Providing effective feedback in online learning environments
In this webinar, the expert panelists discussed the following question: how can we provide effective feedback in online learning environments? According to the panel of experts, effective online feedback needs to be timely, positive, constructive, specific, and clear.
Effective online feedback needs to be timely
Students need to know when they can expect feedback and it should be provided to them on a regular basis. Make time for giving your students feedback and build it into your schedule so it becomes part of your routine. For oral assignments, it’s important to give corrective feedback in the moment. For written assignments, feedback doesn’t have to be given right away, but it’s not effective if it’s given weeks after an assignment was due. Plus, if your lessons and assignments build on each other, it’s important to give feedback before the next task.
"A safe environment helps students become better learners."

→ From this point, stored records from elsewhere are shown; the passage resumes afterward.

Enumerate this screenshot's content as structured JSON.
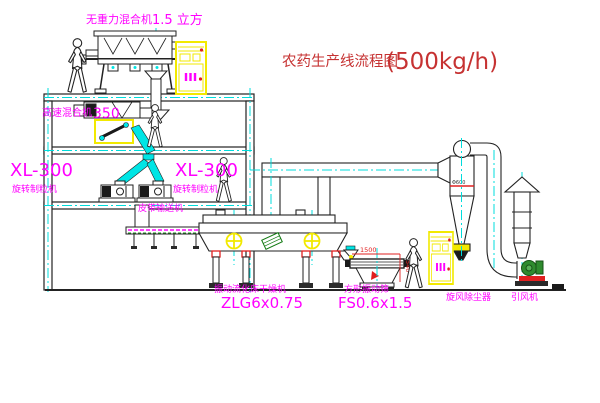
{
  "diagram": {
    "title": {
      "text": "农药生产线流程图",
      "capacity": "(500kg/h)"
    },
    "labels": {
      "gravity_mixer_name": "无重力混合机",
      "gravity_mixer_size": "1.5 立方",
      "high_speed_mixer_name": "高速混合机",
      "high_speed_mixer_size": "350",
      "granulator_left_model": "XL-300",
      "granulator_left_name": "旋转制粒机",
      "granulator_center_model": "XL-300",
      "granulator_center_name": "旋转制粒机",
      "belt_conveyor": "皮带输送机",
      "dryer_name": "振动流化床干燥机",
      "dryer_model": "ZLG6x0.75",
      "sieve_name": "方形振动筛",
      "sieve_model": "FS0.6x1.5",
      "cyclone_name": "旋风除尘器",
      "fan_name": "引风机"
    },
    "dimensions": {
      "cyclone_diameter": "Φ600",
      "sieve_length": "1500",
      "sieve_height": "540"
    },
    "colors": {
      "label_magenta": "#ff00ff",
      "title_red": "#c63232",
      "dimension_red": "#e02020",
      "centerline_cyan": "#00dcdc",
      "chute_cyan": "#00e5e5",
      "cabinet_yellow": "#f2e900",
      "fan_green": "#2e8b2e"
    }
  }
}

Effective online feedback needs to be positive and constructive
It’s important for students to receive both positive and constructive feedback. First, highlight the positive. Let them know when they’ve done something well and that you appreciate the effort they’ve made. After you’ve provided them with a positive comment, then you can offer them constructive feedback.
"If you exhibit self correction, that's only going to encourage them to do the same."
Effective online feedback needs to be specific and clear
Lastly, effective online feedback should be specific and clear. There are a variety of ways that you can provide helpful feedback: you can offer an explicit correction; you can pinpoint an error and encourage the student to self-correct; or you can make suggestions and provide multiple options for correction. In an online environment especially, a student might find a quick recorded video with your feedback meaningful. If you teach a group of students, you can also provide collective feedback to the entire class through a video or a post with a list of common mistakes. You don’t have to be the only one who gives feedback either—you can have your students provide feedback for each other too!